As with the rulebook and the player decks, there are two versions of the GM screen available. The original GM screen is slightly smaller and has different information printed on it, but both versions still contain useful info and will shield your precious GM notes from the prying eyes of players.
This is the official source for news about Torchbearer straight from BWHQ. There's a special category for playtest materials which is not to be missed. Hey, look how much Mordite Press stuff is on there!

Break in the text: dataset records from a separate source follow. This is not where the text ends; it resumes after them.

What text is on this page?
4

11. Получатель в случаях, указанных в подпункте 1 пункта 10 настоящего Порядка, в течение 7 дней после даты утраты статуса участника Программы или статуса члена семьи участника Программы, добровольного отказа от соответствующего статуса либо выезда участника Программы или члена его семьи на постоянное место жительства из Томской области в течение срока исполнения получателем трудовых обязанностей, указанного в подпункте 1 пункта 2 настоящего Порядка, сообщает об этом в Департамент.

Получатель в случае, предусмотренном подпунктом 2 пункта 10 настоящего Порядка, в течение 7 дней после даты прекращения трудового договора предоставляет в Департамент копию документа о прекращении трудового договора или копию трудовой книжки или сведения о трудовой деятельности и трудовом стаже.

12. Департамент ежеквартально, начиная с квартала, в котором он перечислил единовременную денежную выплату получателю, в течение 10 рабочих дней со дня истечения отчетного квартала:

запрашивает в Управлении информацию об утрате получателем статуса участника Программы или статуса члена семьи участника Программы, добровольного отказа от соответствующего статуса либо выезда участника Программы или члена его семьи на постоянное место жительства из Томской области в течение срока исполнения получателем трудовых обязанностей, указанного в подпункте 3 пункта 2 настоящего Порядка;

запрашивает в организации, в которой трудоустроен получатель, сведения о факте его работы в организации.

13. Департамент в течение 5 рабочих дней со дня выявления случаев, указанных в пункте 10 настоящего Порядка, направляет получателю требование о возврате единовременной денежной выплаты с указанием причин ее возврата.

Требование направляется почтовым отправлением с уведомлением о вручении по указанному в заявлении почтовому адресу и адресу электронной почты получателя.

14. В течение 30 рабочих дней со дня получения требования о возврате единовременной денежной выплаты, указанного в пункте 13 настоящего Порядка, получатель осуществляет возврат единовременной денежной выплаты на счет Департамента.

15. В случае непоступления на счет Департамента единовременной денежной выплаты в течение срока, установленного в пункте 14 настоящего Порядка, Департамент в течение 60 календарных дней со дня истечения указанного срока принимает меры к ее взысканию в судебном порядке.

Mordite Press's D. Koch is maintaining a wiki that compiles all of the various character options and stuff available in the game. Sort of like this blog post, but on a more granular level useful for actual play. If you want a list of every magician/elf spell in the game across all books with page number references, or a list of all of the Immortal Lords yet mentioned, this wiki is what you seek! And if you see anything missing from it, go ahead and get involved!
Table-based loot rolling isn't for everyone, but the fact is your players need loot to stay alive! Make sure you're giving them their fair share (five might 2 goblins is 10 rolls! 10!) by firing up the larkvi.com Torchbearer Tools! This can be a real life-saver for the GM.
There's more to the world of Torchbearer out there, but hopefully this puts everyone on the same page about the state of the game. In future blog posts we'll cover more niche topics like the excellent hacks that exist for the game. Mordite Press is currently developing several new modules and supplements for Torchbearer Sagas, and we're also working with a few independent folks to get their own Sagas imprints started. Hopefully in another year or two there will be so much more to Torchbearer I'll need to create a new list!